Георгий Алексеевич рассмеялся.
«Впрочем, на досуге можно и пофилософствовать, — развеселясь, решил он. — Жаль, что нет Картузова. Интересно посмотреть на него после того, как он прочтет донос тайного моего доброжелателя... Менять Максима, конечно, не буду. Он старомоден, но зато удобен. Максим честен, предан хозяину, а главное, умеет вытянуть из рабочего то, что мне нужно...»
Непохожий на себя Максим Михайлович, позабыв свое правило не входить без стука, ворвался к хозяину. Взглянув на побледневшее лицо управляющего, тот понял — случилось нечто необычное.
— На работу опять никто не пришел, Георгий Алексеевич, — растерянно произнес Картузов.
— Ну?
— Никто, — повторил управляющий.
— А вы?
— Я? — недоумевая, переспросил Максим Михайлович. — Я, конечно...
— Старый колпак! — грубо перебил хозяин. — Завод, значит, не работает? В России, в глухом углу, забастовщики появились? Изумительные новости! Что произошло?
— В заводских Выселках мордвина придавило с женой. У него на квартире плотник стоял. Мастер, видно, был к рукам прибрать что плохо лежит. На воровстве его и застигли. Он собаку убил, сторожа вместе с урядником убить покушался. Разбойника забрали, мордвина похоронили, а на поминках раешная сарынь пропила оставшийся от плотника инструмент и решила не работать, пока мы плотника не отпустим. Сегодня второй день... В составной некому работать.
— Та-ак... Значит, восстание? Забавно! Не хватает только баррикад, митральез и генерала-усмирителя. Пусть погуляют! Через неделю завод остановим — возьмемся за другие дела. От этих Выселок и следа не оставлю.
— Что хотите сделать?
— Уничтожу кротовые норы, — раздраженно ответил Георгий. — Их нарыли на моей земле, а своей землей, полагаю, я могу распоряжаться.
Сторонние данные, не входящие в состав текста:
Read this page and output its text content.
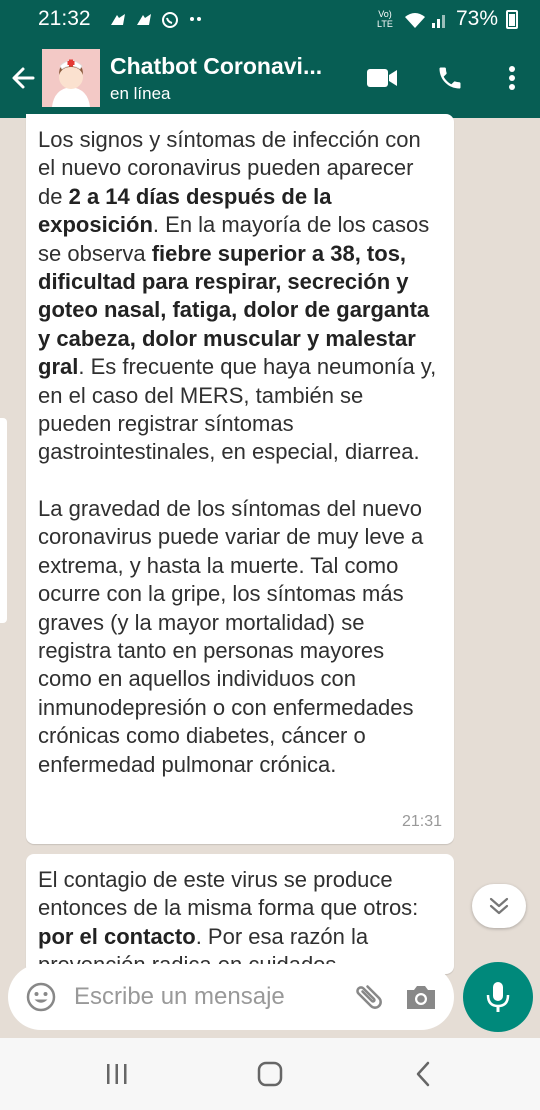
21:32	Vo) LTE	73%
Chatbot Coronavi...
en línea
Los signos y síntomas de infección con el nuevo coronavirus pueden aparecer de 2 a 14 días después de la exposición. En la mayoría de los casos se observa fiebre superior a 38, tos, dificultad para respirar, secreción y goteo nasal, fatiga, dolor de garganta y cabeza, dolor muscular y malestar gral. Es frecuente que haya neumonía y, en el caso del MERS, también se pueden registrar síntomas gastrointestinales, en especial, diarrea.
La gravedad de los síntomas del nuevo coronavirus puede variar de muy leve a extrema, y hasta la muerte. Tal como ocurre con la gripe, los síntomas más graves (y la mayor mortalidad) se registra tanto en personas mayores como en aquellos individuos con inmunodepresión o con enfermedades crónicas como diabetes, cáncer o enfermedad pulmonar crónica.
21:31
El contagio de este virus se produce entonces de la misma forma que otros: por el contacto. Por esa razón la
Escribe un mensaje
«Ох ты, батюшки, — подумал Картузов, невольно вздрогнув. — Где же вырастили такого зверя? Ему ничего не стоит за час сотни людей по миру пустить. Степан Петрович, правда, суров был, но работного человека хоть немного, да жалел».
— К Выселкам мы еще вернемся, — продолжал Корнилов. — А сейчас, чтобы завод не останавливать, всех подручных и мастеров, у которых заделанного товара мало, отправляйте в составную — куда угодно, лишь бы доработать оставшиеся до разлива дни.
— Мастера, пожалуй, не пойдут. Народ-то больно гордый. И без того их прижимаем, а тут масла в огонь подольем... Да и неудобно мастера к простому поденщику приравнивать.
— Поменьше беспокойтесь об этом, — сухо сказал Корнилов. — Запомните: для меня знати не существует. Здесь самый знатный — я!
Максим Михайлович, которому хозяин так и не предложил сесть, стоял хмурый. Вздохнув, он угрюмо заметил, словно отвечая на свои мысли:
— Видно, от старости бестолковым стал, не понимаю, зачем принижать без пользы? Не пойдут ведь мастера.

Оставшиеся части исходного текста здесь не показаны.